Beloved Toni MorrisonThis week, CBLDF joined the National Coalition Against Censorship and other free speech advocates in asking the Virginia governor, Terry McAuliffe, to veto HB516, a bill that has disturbing implications for the freedom to read. Another letter was sent to the governor making the same demand. The authors of that letter? Students in Hanover County, Virginia.

In early 2015, the Hanover County, Virginia, school board unanimously voted without discussion to implement a policy requiring teachers to notify parents before using any materials the district deems “controversial.” The policy revision was prompted after high school students watched the documentary Thomas L. Friedman Reporting: Searching for the Roots of 9/11. Some parents said that the film “expressed sympathy with terrorists.” The school board rejected a challenge to the documentary, but followed up with the new policy soon after. CBLDF joined NCAC in protesting the implementation of the policy.

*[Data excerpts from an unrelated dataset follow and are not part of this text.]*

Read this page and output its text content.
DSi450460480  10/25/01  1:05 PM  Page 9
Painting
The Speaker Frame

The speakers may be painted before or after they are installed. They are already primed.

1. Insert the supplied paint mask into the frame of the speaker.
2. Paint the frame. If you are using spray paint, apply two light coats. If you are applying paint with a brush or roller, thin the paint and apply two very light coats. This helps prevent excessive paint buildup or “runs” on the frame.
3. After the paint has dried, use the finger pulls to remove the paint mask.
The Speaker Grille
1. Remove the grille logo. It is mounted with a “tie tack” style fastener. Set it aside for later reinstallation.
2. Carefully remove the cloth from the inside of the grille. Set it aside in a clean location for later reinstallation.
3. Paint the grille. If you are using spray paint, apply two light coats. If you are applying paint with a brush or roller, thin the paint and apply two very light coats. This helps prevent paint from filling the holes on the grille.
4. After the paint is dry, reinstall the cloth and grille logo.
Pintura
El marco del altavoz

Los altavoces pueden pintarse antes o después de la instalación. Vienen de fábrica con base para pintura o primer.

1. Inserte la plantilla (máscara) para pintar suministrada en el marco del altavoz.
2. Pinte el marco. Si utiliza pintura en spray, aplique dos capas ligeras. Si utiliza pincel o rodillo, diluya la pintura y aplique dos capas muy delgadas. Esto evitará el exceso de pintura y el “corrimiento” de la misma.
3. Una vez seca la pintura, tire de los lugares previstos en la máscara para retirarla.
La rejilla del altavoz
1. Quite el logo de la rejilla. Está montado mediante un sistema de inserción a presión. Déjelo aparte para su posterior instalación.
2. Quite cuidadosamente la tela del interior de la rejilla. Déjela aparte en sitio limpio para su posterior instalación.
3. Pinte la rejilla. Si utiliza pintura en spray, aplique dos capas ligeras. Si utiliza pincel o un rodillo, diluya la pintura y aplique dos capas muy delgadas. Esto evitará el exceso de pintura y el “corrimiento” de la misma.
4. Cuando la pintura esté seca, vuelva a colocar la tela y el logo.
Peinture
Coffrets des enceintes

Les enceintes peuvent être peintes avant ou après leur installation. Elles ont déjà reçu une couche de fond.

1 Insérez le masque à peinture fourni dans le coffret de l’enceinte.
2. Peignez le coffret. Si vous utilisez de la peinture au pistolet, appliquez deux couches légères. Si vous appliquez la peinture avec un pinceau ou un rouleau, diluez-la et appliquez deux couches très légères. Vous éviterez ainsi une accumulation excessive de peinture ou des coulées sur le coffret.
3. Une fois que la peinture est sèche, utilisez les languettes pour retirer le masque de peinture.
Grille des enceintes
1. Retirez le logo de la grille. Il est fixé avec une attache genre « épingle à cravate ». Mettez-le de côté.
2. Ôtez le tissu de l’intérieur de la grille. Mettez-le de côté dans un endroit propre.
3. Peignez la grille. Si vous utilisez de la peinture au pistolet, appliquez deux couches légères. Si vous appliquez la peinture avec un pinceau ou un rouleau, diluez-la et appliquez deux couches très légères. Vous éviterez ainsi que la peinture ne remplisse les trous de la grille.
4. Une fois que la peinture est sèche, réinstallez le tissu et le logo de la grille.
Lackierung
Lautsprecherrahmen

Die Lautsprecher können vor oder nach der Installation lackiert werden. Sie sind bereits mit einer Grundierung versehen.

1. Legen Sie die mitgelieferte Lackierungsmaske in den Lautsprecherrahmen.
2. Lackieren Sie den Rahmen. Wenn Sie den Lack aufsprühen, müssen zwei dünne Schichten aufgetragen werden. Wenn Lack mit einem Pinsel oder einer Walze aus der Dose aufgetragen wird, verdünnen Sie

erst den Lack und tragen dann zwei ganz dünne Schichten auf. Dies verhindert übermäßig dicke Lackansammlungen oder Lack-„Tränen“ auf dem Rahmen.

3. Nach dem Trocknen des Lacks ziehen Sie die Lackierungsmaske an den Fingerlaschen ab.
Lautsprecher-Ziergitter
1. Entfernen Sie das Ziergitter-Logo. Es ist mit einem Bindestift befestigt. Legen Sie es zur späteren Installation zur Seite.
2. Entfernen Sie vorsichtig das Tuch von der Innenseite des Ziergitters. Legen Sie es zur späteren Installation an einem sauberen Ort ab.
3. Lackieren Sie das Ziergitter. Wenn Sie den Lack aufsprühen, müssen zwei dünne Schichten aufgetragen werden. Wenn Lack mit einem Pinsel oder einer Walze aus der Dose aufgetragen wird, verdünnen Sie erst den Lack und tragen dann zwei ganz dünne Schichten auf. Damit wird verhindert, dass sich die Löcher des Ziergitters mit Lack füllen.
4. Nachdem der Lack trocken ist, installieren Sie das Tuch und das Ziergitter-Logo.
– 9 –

In the wake of the controversy, students in the community formed Hanover Students for Freedom of Information and Learning (HSFOIL). As predicted, the policy had a chilling effect on educators in the district and has proven problematic. Since the implementation, the students of HSFOIL have been protesting the policy and sharing their perspectives on why it’s problematic at school board meetings and throughout the community. This week, the students expanded their activity from their local community to the state level to protest the passage of House Bill 516.

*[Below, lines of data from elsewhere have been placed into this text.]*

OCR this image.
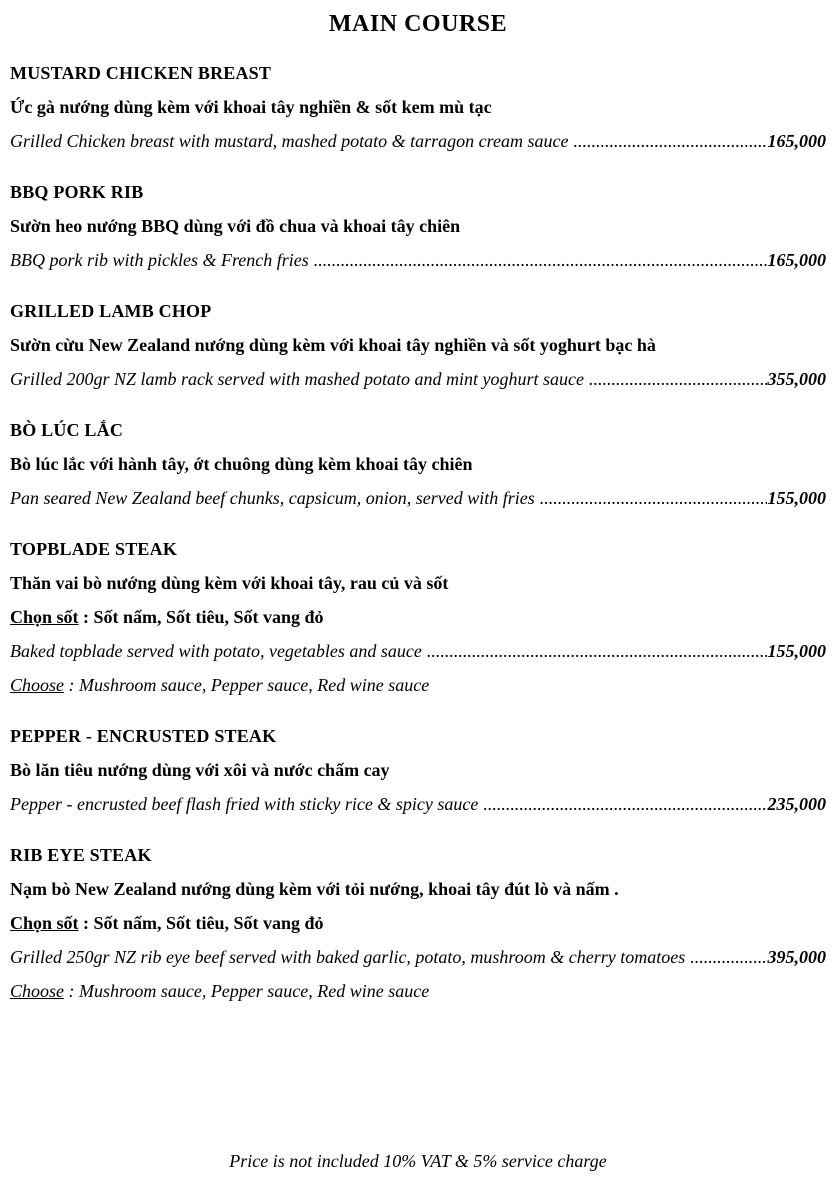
MAIN COURSE
MUSTARD CHICKEN BREAST
Ức gà nướng dùng kèm với khoai tây nghiền & sốt kem mù tạc
Grilled Chicken breast with mustard, mashed potato & tarragon cream sauce .....	165,000
BBQ PORK RIB
Sườn heo nướng BBQ dùng với đồ chua và khoai tây chiên
BBQ pork rib with pickles & French fries .....	165,000
GRILLED LAMB CHOP
Sườn cừu New Zealand nướng dùng kèm với khoai tây nghiền và sốt yoghurt bạc hà
Grilled 200gr NZ lamb rack served with mashed potato and mint yoghurt sauce .....	355,000
BÒ LÚC LẮC
Bò lúc lắc với hành tây, ớt chuông dùng kèm khoai tây chiên
Pan seared New Zealand beef chunks, capsicum, onion, served with fries .....	155,000
TOPBLADE STEAK
Thăn vai bò nướng dùng kèm với khoai tây, rau củ và sốt
Chọn sốt : Sốt nấm, Sốt tiêu, Sốt vang đỏ
Baked topblade served with potato, vegetables and sauce .....	155,000
Choose : Mushroom sauce, Pepper sauce, Red wine sauce
PEPPER - ENCRUSTED STEAK
Bò lăn tiêu nướng dùng với xôi và nước chấm cay
Pepper - encrusted beef flash fried with sticky rice & spicy sauce .....	235,000
RIB EYE STEAK
Nạm bò New Zealand nướng dùng kèm với tỏi nướng, khoai tây đút lò và nấm .
Chọn sốt : Sốt nấm, Sốt tiêu, Sốt vang đỏ
Grilled 250gr NZ rib eye beef served with baked garlic, potato, mushroom & cherry tomatoes .....	395,000
Choose : Mushroom sauce, Pepper sauce, Red wine sauce
Price is not included 10% VAT & 5% service charge
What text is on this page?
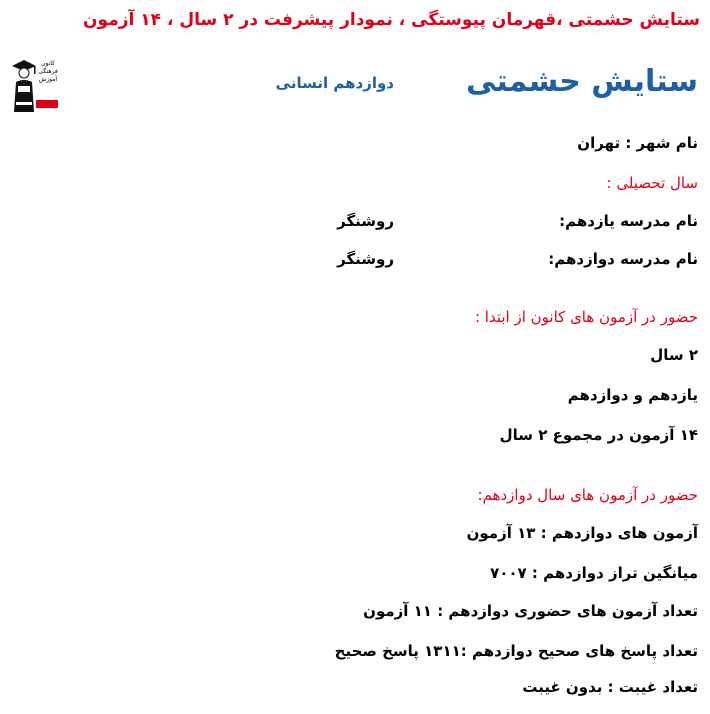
ستایش حشمتی ،قهرمان پیوستگی ، نمودار پیشرفت در ۲ سال ، ۱۴ آزمون
ستایش حشمتی
دوازدهم انسانی
کانون
فرهنگی
آموزش
قلم‌چی
نام شهر : تهران
سال تحصیلی :
نام مدرسه یازدهم:
روشنگر
نام مدرسه دوازدهم:
روشنگر
حضور در آزمون های کانون از ابتدا :
۲ سال
یازدهم و دوازدهم
۱۴ آزمون در مجموع ۲ سال
حضور در آزمون های سال دوازدهم:
آزمون های دوازدهم : ۱۳ آزمون
میانگین تراز دوازدهم : ۷۰۰۷
تعداد آزمون های حضوری دوازدهم : ۱۱ آزمون
تعداد پاسخ های صحیح دوازدهم :۱۳۱۱ پاسخ صحیح
تعداد غیبت : بدون غیبت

HB516 would require public schools to notify parents in writing of “sexually explicit content” and require schools to offer “nonexplicit” alternatives. It arose out of one parent’s attempt to ban Toni Morrison’s Pulitzer Prize winning novel Beloved from her son’s AP English class in Fairfax County. Crafted earlier this year by House Speaker William J. Howell, the bill passed through both houses of the General Assembly, and advocates used out-of-context excerpts from books like Toni Morrison’s The Bluest Eye during the debate of the bill. How “sexually explicit content” will be defined would be determined by the State Board of Education, not local communities. The definition could be so vague that almost any book, including the Bible and classics by William Shakespeare, Geoffrey Chaucer, Anne Frank, and more, could require parental notification.

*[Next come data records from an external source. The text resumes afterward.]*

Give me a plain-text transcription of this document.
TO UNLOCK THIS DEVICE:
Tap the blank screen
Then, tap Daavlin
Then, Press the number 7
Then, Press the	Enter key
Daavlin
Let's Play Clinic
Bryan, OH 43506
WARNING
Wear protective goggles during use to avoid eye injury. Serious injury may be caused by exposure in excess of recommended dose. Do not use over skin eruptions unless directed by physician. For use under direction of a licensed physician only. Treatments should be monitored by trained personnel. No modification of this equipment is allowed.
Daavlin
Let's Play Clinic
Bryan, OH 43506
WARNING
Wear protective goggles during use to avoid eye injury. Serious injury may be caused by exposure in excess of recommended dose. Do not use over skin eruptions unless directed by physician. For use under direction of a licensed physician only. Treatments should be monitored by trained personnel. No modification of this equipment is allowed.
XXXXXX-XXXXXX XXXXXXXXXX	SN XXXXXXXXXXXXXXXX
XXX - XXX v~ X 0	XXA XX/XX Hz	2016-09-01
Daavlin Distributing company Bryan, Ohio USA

The students in HSFOIL noticed the stark parallels between HB516 and what happened in their own community, so they decided to take action, drafting a letter to Governor McAuliffe. They shared their letter with NCAC. In their letter, they point our the value of the materials the bill could hinder:

Controversial materials greatly enhance a student’s education, they do not hinder it. Allowing a vocal minority of parents to shield students from controversial topics hurts no one but the students themselves. Our students should be well-rounded and intellectually competent in all great works of literature, despite the “evils” the pieces might hold. Evils will exist in the world no matter if we shield our students from them or not, but it is much better for students to experience them for the first time in a book, rather than in real life.

The students also warn about the chilling effect of the bill and the harm it may have on students’ education. You can read more of the letter on the NCAC website here.

Governor McAuliffe now has until April 12 to decide whether to veto HB516. We can only hope that he recognizes the damage the bill could do to students and the education system in Virginia, and sides with HSFOIL, NCAC, CBLDF, and other advocates for the freedom to read.